As underemployed parents with four children and one grandparent at home, Kara and her family made slightly too much to qualify for public assistance yet struggled to feed their family with a monthly food budget of $85. Once a month, they could get food from their neighborhood food pantry, and occasionally a Feeding America West Michigan Food Truck. Still, they were missing about a week’s worth of food each month. They choose canned vegetables over fresh to make meals last until the end of the month. Sometimes Kara would tell her kids that she had already eaten so they could have her share. They skipped meals often or got by eating a handful of dry cereal.
Their friends at the emergency food pantry told them about Community Food Club – a collaborative systemic response to hunger, promoting food security, consumer choice, and dignity for low-income member households.
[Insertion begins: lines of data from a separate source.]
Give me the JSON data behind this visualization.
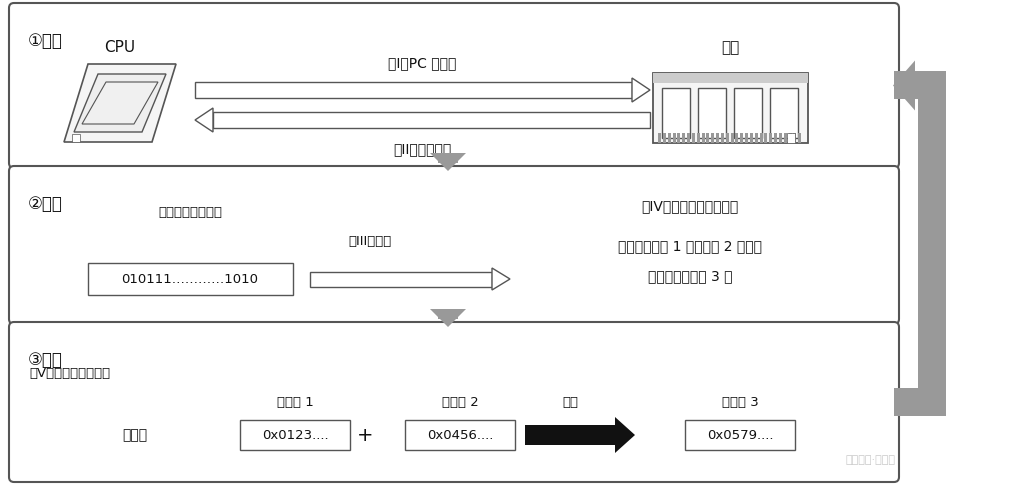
{
  "bg_color": "#ffffff",
  "border_color": "#555555",
  "box1": {
    "label": "①读取",
    "cpu_label": "CPU",
    "mem_label": "内存",
    "arrow1_label": "［I］PC 的输出",
    "arrow2_label": "［II］读取指令"
  },
  "box2": {
    "label": "②解码",
    "inst_label": "指令（机器语言）",
    "inst_value": "010111…………1010",
    "decode_label": "［III］解码",
    "result_label1": "［IV］确定要执行的操作",
    "result_label2": "（例）寄存器 1 和寄存器 2 相加，",
    "result_label3": "结果放入寄存器 3 中"
  },
  "box3": {
    "label": "③执行",
    "op_label": "［V］执行实际的操作",
    "reg1_label": "寄存器 1",
    "reg1_val": "0x0123....",
    "reg2_label": "寄存器 2",
    "reg2_val": "0x0456....",
    "reg3_label": "寄存器 3",
    "reg3_val": "0x0579....",
    "plus": "+",
    "dai_ru": "代入"
  },
  "arrow_gray": "#919191",
  "text_color": "#111111",
  "watermark": "知识库下·溢指令"
}
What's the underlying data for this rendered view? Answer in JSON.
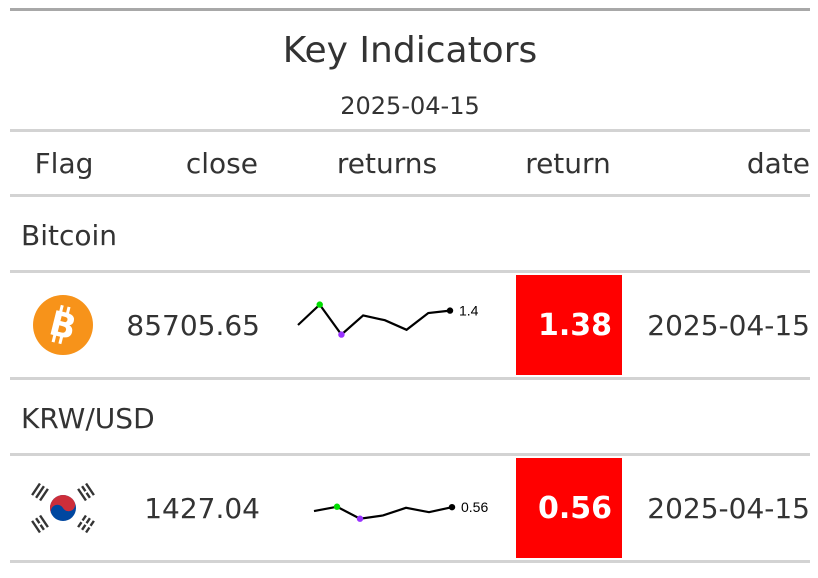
{
  "title": "Key Indicators",
  "subtitle": "2025-04-15",
  "columns": {
    "flag": "Flag",
    "close": "close",
    "returns": "returns",
    "return": "return",
    "date": "date"
  },
  "colors": {
    "highlight": "#ff0000",
    "spark_high": "#00dd00",
    "spark_low": "#9933ff"
  },
  "groups": [
    {
      "name": "Bitcoin",
      "icon": "bitcoin-icon",
      "close": "85705.65",
      "returns_values": [
        0.2,
        1.9,
        -0.6,
        1.0,
        0.6,
        -0.2,
        1.2,
        1.4
      ],
      "returns_label": "1.4",
      "return": "1.38",
      "date": "2025-04-15"
    },
    {
      "name": "KRW/USD",
      "icon": "south-korea-flag-icon",
      "close": "1427.04",
      "returns_values": [
        0.2,
        0.6,
        -0.5,
        -0.2,
        0.5,
        0.1,
        0.56
      ],
      "returns_label": "0.56",
      "return": "0.56",
      "date": "2025-04-15"
    }
  ]
}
Now, for a small membership fee, they can shop as often as they want, almost any day of the week as long as they don’t exceed the limit for their family. The club feels like any big-box membership store. They show their IDs to a greeter, grab a cart and make selections from displays of good food, including fresh produce, dairy, and meat. Kara can take her time, read labels and choose things she knows her kids will eat. At checkout, her food is weighed, her ID is scanned to deduct the amount she has taken from her family’s account, and she gets a receipt showing how much is left. Kara feels good about paying her membership fee, and she’s comfortable taking her kids to a place that feels like a regular grocery store. This option makes feeding the family less of a struggle, so they can focus on finding better-paying jobs and creating a safe and stable home.
No one should suffer the stress, indignity, and insecurity of hunger. Through community contributions, Heart of West Michigan United Way supports emergency food programs and collaborative efforts that build toward long-term food security. Last year, we helped more than 40,000 hungry people push past the times when food and funding too often run out—for a better month, a better life, and a better community.
The names of some individuals have been changed to respect their privacy.